Selasa, 27 Desember 2016

Kupas Tuntas Tentang Niat (Pertemuan 55)

Ada suatu pemahaman yang menyatakan bahwa haji itu tidak mesti di bulan dzul-hijjah, wukuf tidak mesti di tanggal sembilannya dan tidak mesti di padang 'arafah. Model pemahaman semacam ini muncul lantaran berpandangan niat itu yang penting ikhlash, yang penting menunaikan ibadah, adapun soal tata caranya terserah kita.

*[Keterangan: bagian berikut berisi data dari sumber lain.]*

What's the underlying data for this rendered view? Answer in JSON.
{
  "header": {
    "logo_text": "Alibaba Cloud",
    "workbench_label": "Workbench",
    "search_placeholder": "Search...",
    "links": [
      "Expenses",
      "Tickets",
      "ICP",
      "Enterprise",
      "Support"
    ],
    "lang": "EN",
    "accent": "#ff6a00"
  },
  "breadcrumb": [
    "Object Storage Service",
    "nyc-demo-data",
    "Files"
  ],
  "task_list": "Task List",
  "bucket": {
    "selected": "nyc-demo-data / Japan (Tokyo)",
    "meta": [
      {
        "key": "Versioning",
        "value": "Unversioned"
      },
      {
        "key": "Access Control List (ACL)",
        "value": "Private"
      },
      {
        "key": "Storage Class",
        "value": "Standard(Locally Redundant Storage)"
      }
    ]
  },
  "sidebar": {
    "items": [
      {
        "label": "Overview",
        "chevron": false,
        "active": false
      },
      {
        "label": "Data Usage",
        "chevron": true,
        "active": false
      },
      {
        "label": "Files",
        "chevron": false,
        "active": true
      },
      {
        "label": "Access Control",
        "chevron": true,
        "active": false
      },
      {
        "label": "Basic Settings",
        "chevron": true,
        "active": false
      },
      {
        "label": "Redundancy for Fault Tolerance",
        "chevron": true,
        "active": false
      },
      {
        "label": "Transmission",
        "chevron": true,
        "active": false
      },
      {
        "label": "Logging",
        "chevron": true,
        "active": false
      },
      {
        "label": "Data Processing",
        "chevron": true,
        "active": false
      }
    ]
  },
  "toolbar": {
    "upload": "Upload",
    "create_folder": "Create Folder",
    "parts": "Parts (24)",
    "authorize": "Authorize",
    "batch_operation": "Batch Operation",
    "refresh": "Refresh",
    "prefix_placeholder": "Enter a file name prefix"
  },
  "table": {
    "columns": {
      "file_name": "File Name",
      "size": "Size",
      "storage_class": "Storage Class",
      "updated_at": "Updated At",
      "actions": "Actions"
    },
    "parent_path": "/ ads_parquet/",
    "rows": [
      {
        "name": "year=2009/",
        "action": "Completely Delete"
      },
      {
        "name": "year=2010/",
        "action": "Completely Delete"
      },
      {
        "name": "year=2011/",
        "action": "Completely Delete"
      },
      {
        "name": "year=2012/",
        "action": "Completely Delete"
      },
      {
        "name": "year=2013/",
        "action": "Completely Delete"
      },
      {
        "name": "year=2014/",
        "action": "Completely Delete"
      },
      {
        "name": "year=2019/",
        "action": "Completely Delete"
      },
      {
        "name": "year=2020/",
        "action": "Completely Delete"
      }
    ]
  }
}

Apa pendapat kita kalau ada seseorang yang ikhlas untuk mendirikan shalat zhuhur di mesjid, gerakan-gerakan shalat yang hendak dia kerjakan pun sesuai contoh Nabi shallallahu 'alaihi wa sallam, orang tersebut lalu mulai mengambil pengeras suara untuk mengumandangkan adzan akan tetapi jarum jam baru menunjukkan pukul sepuluh nol-nol?

Setelah diteliti ternyata ibadah itu tidak cukup dengan hanya mengikhlashkan niat pada Allah Ta'ala semata. Oleh sebab itu kita akan menjabarkan secara singkat makna dari innamal-a'maalu bin-niyyaat.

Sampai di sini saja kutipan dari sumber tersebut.